The Harvard School of Public Health released the results of a fascinating poll last Thursday. This survey centered on the term “socialized medicine,” and found that about one-third of voters did not understand the term.
The voters who had an understanding of this terminology were asked whether they believed that socialized medicine would be better than the current U.S. health care system. The results were overwhelmingly divided by party lines. Seventy percent of Republicans thought that socialized medicine would be worse, while 70 percent of Democrats thought it would be better. With more than 1,000 voters surveyed in this poll, its general application looks pretty good.
Those of us who are studying health care in any capacity at ETSU should know something about the nightmare that is managed care. We know that under the current system, the cost of prescriptions is constantly on the rise. Doctors and nurses and therapists don’t make decisions about how or when to treat patients, because the insurance companies do.
When the U.S. economy is down, and the only people making any money work for ExxonMobil, there are the drug companies, raking in the cash while America’s sick are going broke.
Our current health care system is terribly broken. This does not seem to be an issue of debate, really.
The debate is how to fix it, and this recent poll shows that the Democrats and Republicans are standing oceans apart.
Interestingly, “socialized medicine” has an uncanny likeness to universal health care. The main difference is that right-wing pundits like to say “socialized” anything, in an effort to tie democratic policies to communism. Yes, anyone who advocates universal health care is nothing but a dirty, evil communist.
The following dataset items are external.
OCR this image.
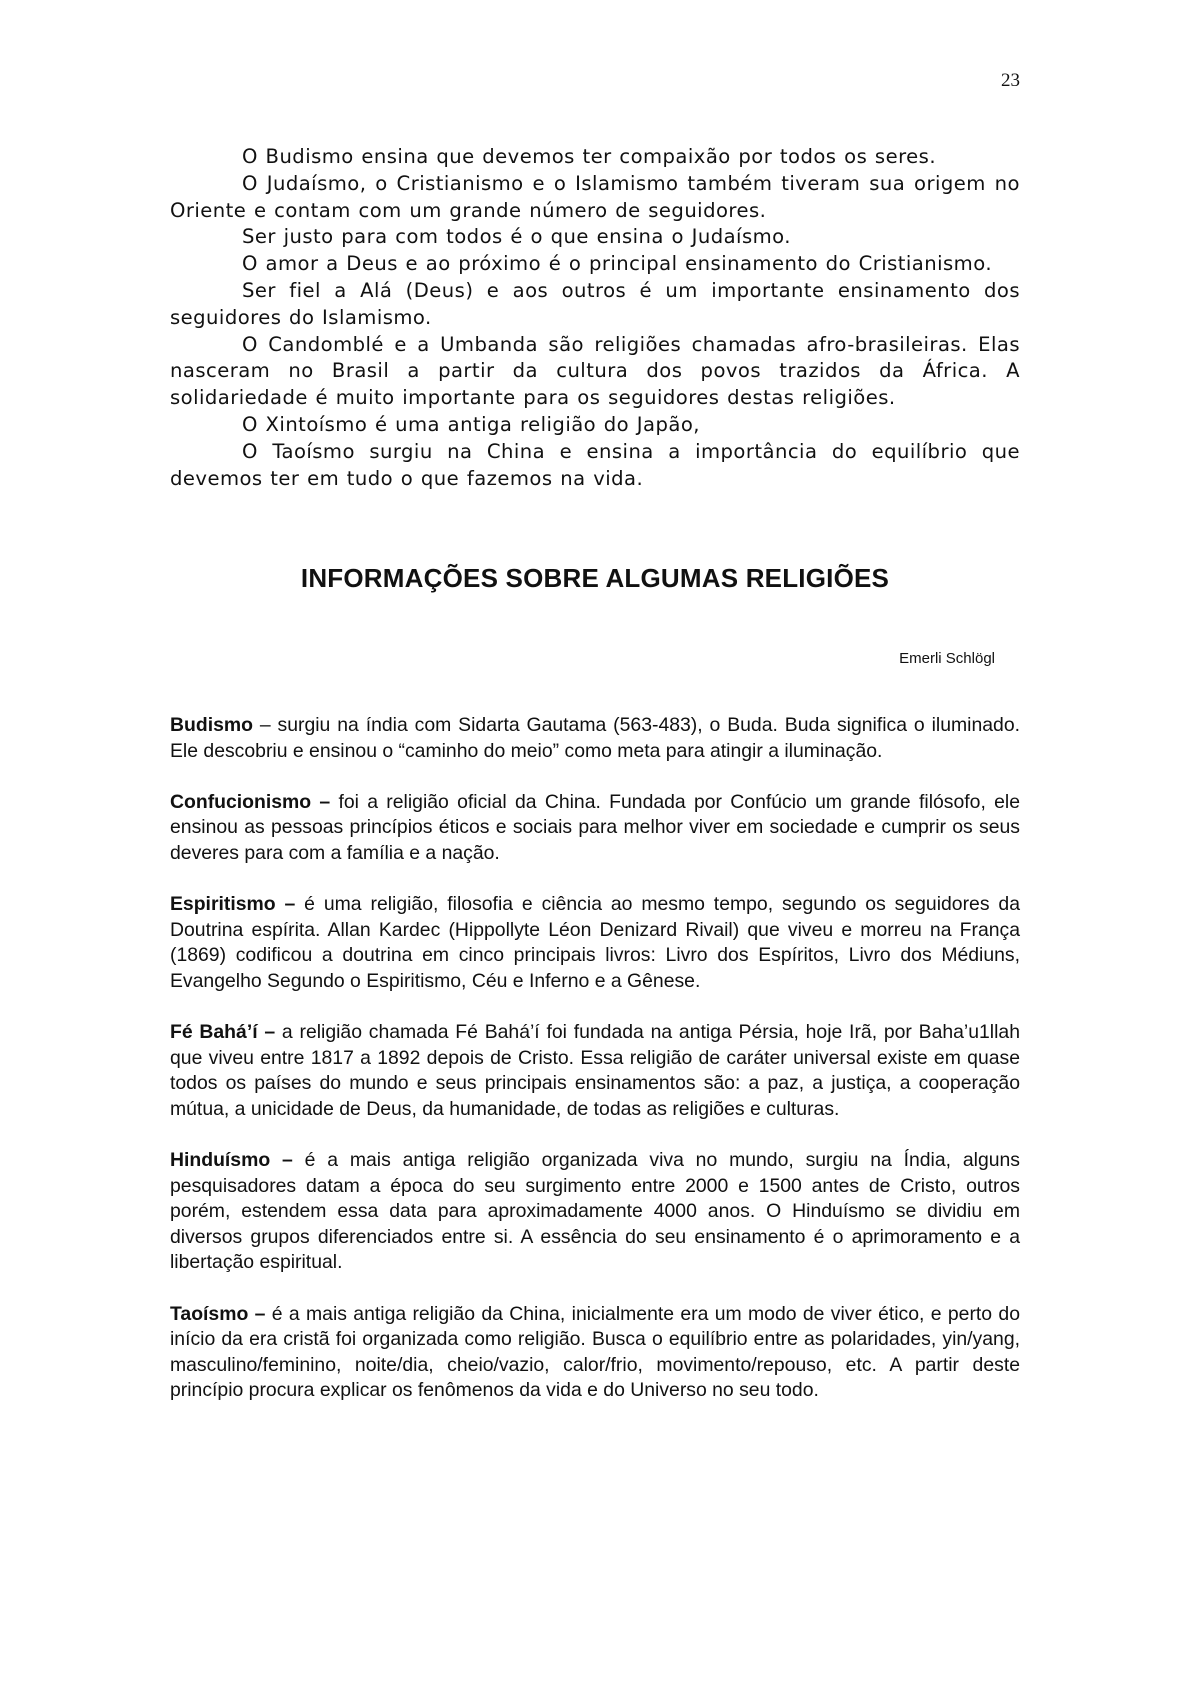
23

O Budismo ensina que devemos ter compaixão por todos os seres.

O Judaísmo, o Cristianismo e o Islamismo também tiveram sua origem no Oriente e contam com um grande número de seguidores.

Ser justo para com todos é o que ensina o Judaísmo.

O amor a Deus e ao próximo é o principal ensinamento do Cristianismo.

Ser fiel a Alá (Deus) e aos outros é um importante ensinamento dos seguidores do Islamismo.

O Candomblé e a Umbanda são religiões chamadas afro-brasileiras. Elas nasceram no Brasil a partir da cultura dos povos trazidos da África. A solidariedade é muito importante para os seguidores destas religiões.

O Xintoísmo é uma antiga religião do Japão,

O Taoísmo surgiu na China e ensina a importância do equilíbrio que devemos ter em tudo o que fazemos na vida.

INFORMAÇÕES SOBRE ALGUMAS RELIGIÕES
Emerli Schlögl

Budismo – surgiu na índia com Sidarta Gautama (563-483), o Buda. Buda significa o iluminado. Ele descobriu e ensinou o “caminho do meio” como meta para atingir a iluminação.

Confucionismo – foi a religião oficial da China. Fundada por Confúcio um grande filósofo, ele ensinou as pessoas princípios éticos e sociais para melhor viver em sociedade e cumprir os seus deveres para com a família e a nação.

Espiritismo – é uma religião, filosofia e ciência ao mesmo tempo, segundo os seguidores da Doutrina espírita. Allan Kardec (Hippollyte Léon Denizard Rivail) que viveu e morreu na França (1869) codificou a doutrina em cinco principais livros: Livro dos Espíritos, Livro dos Médiuns, Evangelho Segundo o Espiritismo, Céu e Inferno e a Gênese.

Fé Bahá’í – a religião chamada Fé Bahá’í foi fundada na antiga Pérsia, hoje Irã, por Baha’u1llah que viveu entre 1817 a 1892 depois de Cristo. Essa religião de caráter universal existe em quase todos os países do mundo e seus principais ensinamentos são: a paz, a justiça, a cooperação mútua, a unicidade de Deus, da humanidade, de todas as religiões e culturas.

Hinduísmo – é a mais antiga religião organizada viva no mundo, surgiu na Índia, alguns pesquisadores datam a época do seu surgimento entre 2000 e 1500 antes de Cristo, outros porém, estendem essa data para aproximadamente 4000 anos. O Hinduísmo se dividiu em diversos grupos diferenciados entre si. A essência do seu ensinamento é o aprimoramento e a libertação espiritual.

Taoísmo – é a mais antiga religião da China, inicialmente era um modo de viver ético, e perto do início da era cristã foi organizada como religião. Busca o equilíbrio entre as polaridades, yin/yang, masculino/feminino, noite/dia, cheio/vazio, calor/frio, movimento/repouso, etc. A partir deste princípio procura explicar os fenômenos da vida e do Universo no seu todo.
People in our country are going without proper medical treatment, and we are pointing fingers and calling names like children in a schoolyard. Republicans in opposition to universal health care seem to fear that this would put America on the track to being a communist nation.
The justification for fighting universal health care seems to rest on capitalism. Many conservatives have expressed the concern that universal health care will be the end of competition among health care companies. This supposedly will hinder innovation and research while driving down the economy.
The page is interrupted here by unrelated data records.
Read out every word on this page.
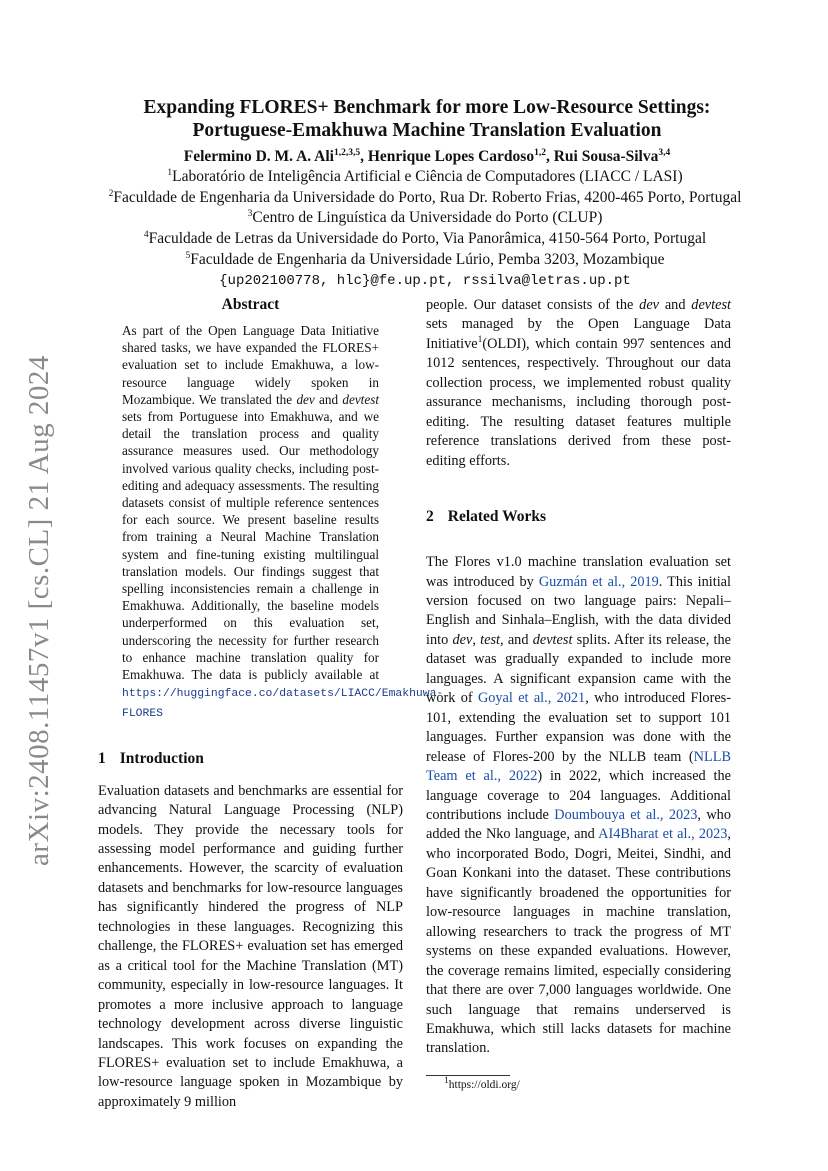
arXiv:2408.11457v1 [cs.CL] 21 Aug 2024
Expanding FLORES+ Benchmark for more Low-Resource Settings:
Portuguese-Emakhuwa Machine Translation Evaluation
Felermino D. M. A. Ali$^{1,2,3,5}$, Henrique Lopes Cardoso$^{1,2}$, Rui Sousa-Silva$^{3,4}$
$^1$Laboratório de Inteligência Artificial e Ciência de Computadores (LIACC / LASI)
$^2$Faculdade de Engenharia da Universidade do Porto, Rua Dr. Roberto Frias, 4200-465 Porto, Portugal
$^3$Centro de Linguística da Universidade do Porto (CLUP)
$^4$Faculdade de Letras da Universidade do Porto, Via Panorâmica, 4150-564 Porto, Portugal
$^5$Faculdade de Engenharia da Universidade Lúrio, Pemba 3203, Mozambique
{up202100778, hlc}@fe.up.pt, rssilva@letras.up.pt
Abstract

As part of the Open Language Data Initiative shared tasks, we have expanded the FLORES+ evaluation set to include Emakhuwa, a low-resource language widely spoken in Mozambique. We translated the dev and devtest sets from Portuguese into Emakhuwa, and we detail the translation process and quality assurance measures used. Our methodology involved various quality checks, including post-editing and adequacy assessments. The resulting datasets consist of multiple reference sentences for each source. We present baseline results from training a Neural Machine Translation system and fine-tuning existing multilingual translation models. Our findings suggest that spelling inconsistencies remain a challenge in Emakhuwa. Additionally, the baseline models underperformed on this evaluation set, underscoring the necessity for further research to enhance machine translation quality for Emakhuwa. The data is publicly available at https://huggingface.co/datasets/LIACC/Emakhuwa-FLORES

1 Introduction

Evaluation datasets and benchmarks are essential for advancing Natural Language Processing (NLP) models. They provide the necessary tools for assessing model performance and guiding further enhancements. However, the scarcity of evaluation datasets and benchmarks for low-resource languages has significantly hindered the progress of NLP technologies in these languages. Recognizing this challenge, the FLORES+ evaluation set has emerged as a critical tool for the Machine Translation (MT) community, especially in low-resource languages. It promotes a more inclusive approach to language technology development across diverse linguistic landscapes. This work focuses on expanding the FLORES+ evaluation set to include Emakhuwa, a low-resource language spoken in Mozambique by approximately 9 million

people. Our dataset consists of the dev and devtest sets managed by the Open Language Data Initiative$^1$(OLDI), which contain 997 sentences and 1012 sentences, respectively. Throughout our data collection process, we implemented robust quality assurance mechanisms, including thorough post-editing. The resulting dataset features multiple reference translations derived from these post-editing efforts.

2 Related Works

The Flores v1.0 machine translation evaluation set was introduced by Guzmán et al., 2019. This initial version focused on two language pairs: Nepali–English and Sinhala–English, with the data divided into dev, test, and devtest splits. After its release, the dataset was gradually expanded to include more languages. A significant expansion came with the work of Goyal et al., 2021, who introduced Flores-101, extending the evaluation set to support 101 languages. Further expansion was done with the release of Flores-200 by the NLLB team (NLLB Team et al., 2022) in 2022, which increased the language coverage to 204 languages. Additional contributions include Doumbouya et al., 2023, who added the Nko language, and AI4Bharat et al., 2023, who incorporated Bodo, Dogri, Meitei, Sindhi, and Goan Konkani into the dataset. These contributions have significantly broadened the opportunities for low-resource languages in machine translation, allowing researchers to track the progress of MT systems on these expanded evaluations. However, the coverage remains limited, especially considering that there are over 7,000 languages worldwide. One such language that remains underserved is Emakhuwa, which still lacks datasets for machine translation.

$^1$https://oldi.org/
This is an unfounded claim, and many countries with universal health care are still leading the industry in research and innovation. Moreover, this argument presumes that we must put the priorities of our economy over health care. Which brings me to ethics, ever hear of the Hippocratic Oath?
Well, the Hippocratic Oath is not what it once was. We have discarded irrelevant parts of it, and catered it to modern medicine. What we have kept is the view that in the practice of medicine, the good of the patient must be the highest priority.
So can we set aside the McCarthyism (which I thought we had done in 1958) and consider having socialized medicine in a democratic society? Can we forget about party lines long enough to have an intelligent conversation about how screwed up our current system is?